My role on Beverly Hills, 90210 could not have happened for me today, plain and simple. I would never have been called to audition for the part of 16-year-old Andrea Zuckerman if they had known I was 29. Electronic casting sites did not exist in 1990; today, they are prevalent and influential. And they affect casting decisions even when casting personnel don’t recognize their unconscious bias.
What worries me is that my fellow actors are not being afforded the same opportunities today — actors who are trying to make a living and find their big break. They face blatant age discrimination every day as websites routinely used for casting talent — sites like IMDb and StudioSystem — force birthdates and ages on casting decision-makers without their even realizing it. SAG-AFTRA wants to end that now. California’s AB 1687 would help put a stop to the rampant misuse of personal information and ensure legal, fair hiring practices when employers use online casting and data services. Authored by Assembly member Ian Calderon, AB 1687 — which will require websites to take down birthdates when requested by a performer who subscribes to the site — has passed through both houses of the state legislature by an overwhelming majority. The final stop is California Gov. Jerry Brown’s desk. I am extremely proud to have shared my experience on this critical issue with the California Senate Judiciary committee in June.

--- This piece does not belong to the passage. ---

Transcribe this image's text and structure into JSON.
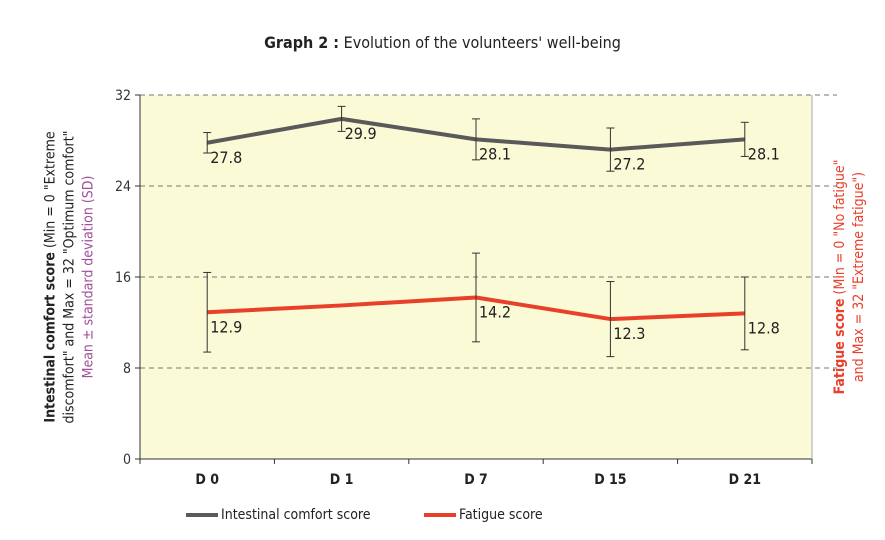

Many actors have endured age discrimination of some sort throughout their careers. Those isolated, individual cases have now morphed into the almost-automatic age discrimination made possible by the online casting services. The information is put front and center before those making the decisions about whom to audition and whom to hire. Casting personnel practically can’t avoid seeing it, even if they try. Opponents of AB 1687 say it could have a chilling effect on free speech. This is highly doubtful as the bill seeks a narrowly tailored fix that applies only to subscription-based entertainment websites.
To join SAG-AFTRA and thousands of entertainment industry workers in fighting to stop this kind of discrimination, contact Gov. Brown with your personal stories. I was allowed the opportunity to create a signature character on an iconic television show. That changed the trajectory of my life and career, and I am forever grateful. Enacting this law in California will benefit performers around the country and media consumers who want to see movie and television roles played by the very best people for the job.
Carteris is president of the SAG-AFTRA union.